RedShiftBio’s AQS³pro Changes the Game in the Detection and Treatment of Alzheimer’s
RedShift Bioanalytics’ instrumentation was crucial in ground-breaking developments in the detection and treatment of Alzheimer’s Disease (AD).
The AQS³®pro, based on the company’s proprietary Microfluidic Modulation Spectroscopy, provided scientists from the University of Washington insight into the formation of small amyloid beta aggregates, the elements now believed to cause cognitive impairment typical in AD. The findings, published April 19 in the Proceedings of the National Academy of Sciences, indicate that amyloid beta oligomers — not plaques — are the toxic agents behind Alzheimer’s disease.
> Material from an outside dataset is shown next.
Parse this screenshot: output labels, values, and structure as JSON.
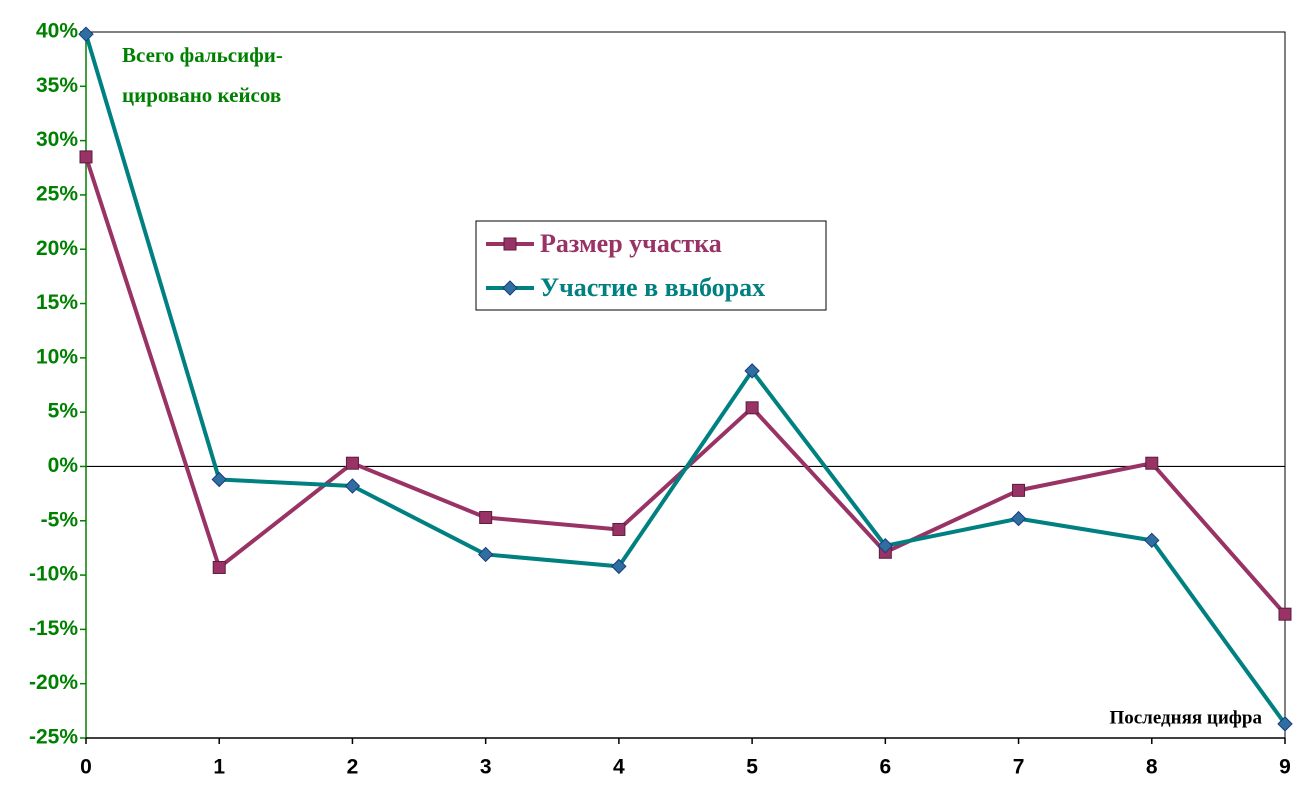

The results also suggest that synthetic alpha sheets could form the basis of therapeutics to clear toxic oligomers in people.
Amyloid beta proteins are formed by neurons in the brain. Single instances of these proteins (monomers of amyloid beta) perform important tasks, however when amyloid beta monomers join together - aggregate- as in the brains of people with Alzheimer’s disease, they malfunction. Ultimately they form large deposits called plaques which were believed to trigger the cognitive impairments in Alzheimer’s disease. Recent research, however, implicates the smaller aggregates of amyloid beta as the toxic elements of this disease.